A third FBI document, a letter written by deputy assistant FBI director for counterterrorism T.J. Harrington, urged the Pentagon to investigate several disturbing incidents that his agents had witnessed at Guantánamo, including the following:

The detainee was shackled and his hands were cuffed to his waist. [REDACTED] observed [REDACTED] apparently whispering in the detainee's ear and caressing and applying lotion to his arms (this was during Ramadan when physical contact with a woman would have been particularly offensive to a Moslem male.) On more than one occasion the detainee appeared to be grimacing in pain and [REDACTED] hands appeared to be making some contact with the detainee. Although [REDACTED] could not see her hands at all times. He saw them moving toward the detainee's lap. He also observed the detainee pulling away and against the restraints. Subsequently, the marine who previously taped the curtain and had been in the interrogation room with [REDACTED] during the interrogation re-entered the observation room. [REDACTED] asked what had happened to cause the detainee to grimace in pain. The marine said [REDACTED] had grabbed the detainee's thumbs and bent them backwards and indicated that she also grabbed his genitals. The marine also implied that her treatment of the detainee was less harsh than her treatment of others by indicating that he had seen her treatment of other detainees result in detainees curling into a fetal position on the floor and crying in pain.

The same letter contained a description of another detainee who had reportedly been “subjected to intense isolation for longer than three months ... in a cell that was always flooded with light.” The Time article has now revealed that the detainee whose name was redacted in this email was al-Qahtani:

In September or October of 2002, FBI agents observed that a canine was used in an aggressive manner to intimidate detainee [REDACTED} and, in November 2002, FBI agents observed Detainee [REDACTED] after he had been subjected to intense isolation for over three months. During that time period, [REDACTED] was totally isolated (with the exception of occasional interrogations) in a cell that was always flooded with light. By late November, the detainee was evidencing behavior consistent with extreme psychological trauma (talking to non-existent people, reporting hearing voices, crouching in a corner of the cell covered with a sheet for hours on end).

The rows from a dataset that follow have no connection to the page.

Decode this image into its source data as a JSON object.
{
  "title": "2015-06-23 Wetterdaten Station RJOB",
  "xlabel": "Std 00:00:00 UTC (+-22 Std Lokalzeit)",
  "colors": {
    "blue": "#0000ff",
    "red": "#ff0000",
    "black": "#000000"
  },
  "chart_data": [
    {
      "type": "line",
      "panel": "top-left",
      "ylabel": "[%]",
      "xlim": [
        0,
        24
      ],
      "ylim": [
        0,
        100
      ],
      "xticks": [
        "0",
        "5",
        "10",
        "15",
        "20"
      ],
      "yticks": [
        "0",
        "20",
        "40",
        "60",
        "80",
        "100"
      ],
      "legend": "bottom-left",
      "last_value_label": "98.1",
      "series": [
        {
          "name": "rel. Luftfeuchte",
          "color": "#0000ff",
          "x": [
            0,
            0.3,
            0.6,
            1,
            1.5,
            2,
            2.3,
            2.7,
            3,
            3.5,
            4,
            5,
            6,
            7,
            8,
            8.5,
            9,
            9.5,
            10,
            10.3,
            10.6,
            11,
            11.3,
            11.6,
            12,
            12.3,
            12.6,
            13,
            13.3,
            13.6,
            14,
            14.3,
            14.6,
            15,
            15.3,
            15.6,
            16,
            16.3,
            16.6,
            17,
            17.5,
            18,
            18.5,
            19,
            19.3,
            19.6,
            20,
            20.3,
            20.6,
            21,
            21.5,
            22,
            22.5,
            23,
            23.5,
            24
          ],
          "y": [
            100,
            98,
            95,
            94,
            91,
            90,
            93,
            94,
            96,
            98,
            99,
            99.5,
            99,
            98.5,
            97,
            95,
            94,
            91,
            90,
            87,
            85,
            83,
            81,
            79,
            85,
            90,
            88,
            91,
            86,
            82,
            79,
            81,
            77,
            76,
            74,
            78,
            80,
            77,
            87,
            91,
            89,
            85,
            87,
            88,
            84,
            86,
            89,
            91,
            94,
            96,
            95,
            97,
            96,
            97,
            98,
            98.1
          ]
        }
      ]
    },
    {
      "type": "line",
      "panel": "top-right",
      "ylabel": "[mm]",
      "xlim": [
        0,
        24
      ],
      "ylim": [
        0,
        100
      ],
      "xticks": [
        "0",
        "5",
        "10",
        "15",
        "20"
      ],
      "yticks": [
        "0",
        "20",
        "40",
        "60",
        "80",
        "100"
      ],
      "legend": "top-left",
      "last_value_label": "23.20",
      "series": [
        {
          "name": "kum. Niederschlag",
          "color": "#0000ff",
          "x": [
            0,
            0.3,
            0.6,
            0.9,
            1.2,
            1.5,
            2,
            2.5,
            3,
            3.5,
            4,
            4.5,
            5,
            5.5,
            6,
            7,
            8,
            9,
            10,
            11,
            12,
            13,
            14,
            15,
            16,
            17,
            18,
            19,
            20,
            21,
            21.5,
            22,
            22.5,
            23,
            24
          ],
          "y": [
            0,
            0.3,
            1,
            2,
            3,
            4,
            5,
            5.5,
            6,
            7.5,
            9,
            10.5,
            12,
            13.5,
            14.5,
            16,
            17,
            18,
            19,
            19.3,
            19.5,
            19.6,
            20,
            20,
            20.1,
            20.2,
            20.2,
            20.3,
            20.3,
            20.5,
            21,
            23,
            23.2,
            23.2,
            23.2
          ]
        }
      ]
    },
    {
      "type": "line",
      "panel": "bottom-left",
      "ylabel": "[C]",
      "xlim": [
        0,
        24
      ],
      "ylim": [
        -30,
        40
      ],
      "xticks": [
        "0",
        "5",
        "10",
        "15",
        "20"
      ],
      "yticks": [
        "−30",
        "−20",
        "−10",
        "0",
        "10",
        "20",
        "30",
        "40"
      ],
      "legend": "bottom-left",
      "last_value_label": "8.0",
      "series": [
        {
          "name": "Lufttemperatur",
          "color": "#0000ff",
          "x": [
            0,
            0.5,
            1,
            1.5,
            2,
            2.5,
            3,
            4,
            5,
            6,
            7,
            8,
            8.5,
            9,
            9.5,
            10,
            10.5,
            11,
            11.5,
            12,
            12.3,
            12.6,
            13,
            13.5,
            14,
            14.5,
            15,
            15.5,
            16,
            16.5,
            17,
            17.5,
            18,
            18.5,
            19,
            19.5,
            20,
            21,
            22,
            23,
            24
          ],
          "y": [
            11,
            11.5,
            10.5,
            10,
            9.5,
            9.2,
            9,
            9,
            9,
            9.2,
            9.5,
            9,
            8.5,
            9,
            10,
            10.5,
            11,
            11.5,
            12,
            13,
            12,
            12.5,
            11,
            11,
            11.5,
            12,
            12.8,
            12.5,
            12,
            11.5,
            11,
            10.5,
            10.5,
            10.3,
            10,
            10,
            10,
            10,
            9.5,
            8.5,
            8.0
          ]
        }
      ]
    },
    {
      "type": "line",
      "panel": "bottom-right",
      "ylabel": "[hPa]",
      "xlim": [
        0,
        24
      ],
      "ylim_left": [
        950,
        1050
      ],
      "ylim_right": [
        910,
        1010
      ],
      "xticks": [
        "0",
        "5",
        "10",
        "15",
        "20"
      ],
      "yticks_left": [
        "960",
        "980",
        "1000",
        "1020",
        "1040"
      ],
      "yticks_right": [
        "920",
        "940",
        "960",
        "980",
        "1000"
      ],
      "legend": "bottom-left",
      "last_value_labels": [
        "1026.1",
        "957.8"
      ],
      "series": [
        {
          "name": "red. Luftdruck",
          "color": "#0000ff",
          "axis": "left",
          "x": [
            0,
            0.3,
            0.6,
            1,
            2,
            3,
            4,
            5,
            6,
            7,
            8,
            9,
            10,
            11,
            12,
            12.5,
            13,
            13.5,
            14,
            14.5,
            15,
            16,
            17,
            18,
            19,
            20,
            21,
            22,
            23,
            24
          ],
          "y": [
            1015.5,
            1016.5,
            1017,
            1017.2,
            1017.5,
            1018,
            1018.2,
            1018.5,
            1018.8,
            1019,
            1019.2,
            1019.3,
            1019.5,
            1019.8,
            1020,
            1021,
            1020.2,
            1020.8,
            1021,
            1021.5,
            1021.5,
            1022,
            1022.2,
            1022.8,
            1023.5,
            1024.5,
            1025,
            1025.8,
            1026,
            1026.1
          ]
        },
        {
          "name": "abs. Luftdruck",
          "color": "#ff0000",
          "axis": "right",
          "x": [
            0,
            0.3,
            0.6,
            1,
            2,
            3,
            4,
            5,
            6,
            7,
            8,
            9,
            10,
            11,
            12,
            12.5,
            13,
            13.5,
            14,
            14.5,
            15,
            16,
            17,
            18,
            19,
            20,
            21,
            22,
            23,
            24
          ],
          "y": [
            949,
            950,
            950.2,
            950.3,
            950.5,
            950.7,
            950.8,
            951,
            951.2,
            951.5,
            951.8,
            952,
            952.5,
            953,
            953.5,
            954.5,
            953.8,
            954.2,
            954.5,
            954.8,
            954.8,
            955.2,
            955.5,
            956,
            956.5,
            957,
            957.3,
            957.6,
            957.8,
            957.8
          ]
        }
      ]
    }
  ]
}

Finally, the letter describes an incident in which a detainee was “gagged with duct tape that covered much of his head.” This phrase is redacted in the version of the letter posted on the ACLU's website, but CNN quoted it in a December 8, 2004, article, and Newsweek paraphrased it a January 5 online report. CNN reported that "[a] contractor observing the detainee's interrogation told the FBI agent the detainee 'had been chanting the Koran and would not stop.' "

Spurred by the release of these documents, the U.S. Southern Command is conducting an investigation into abuse at Guantánamo, though lawmakers, human rights groups, and former President Jimmy Carter have called for an independent investigation.

The ICRC has also described prisoner abuse at Guantánamo. Contrary to the Journal's claim quoted above, “indefinite detention” alone was not the basis for the ICRC's use of the phrase “tantamount to torture.” The New York Times, which first obtained a memo that summarizes the confidential report of the ICRC, reported that the Red Cross delegation cited the use of “temperature extremes, persistent noise, and 'some beatings.' ”

Though their accounts have not been confirmed, numerous detainees have also complained of severe abuse at Guantánamo. For example, One detainee “alleges that U.S. military guards jumped on his head until he had a stroke that paralyzed his face, nearly drowned him in a toilet and later broke several of his fingers” [The Washington Post, 4/14/05]. Lawyers for this detainee have sued the Defense and Justice departments to force them to the release of a video recording of this treatment that they believe the government has. The detainee is one of six detainees who are suing these departments to obtain information on alleged torture.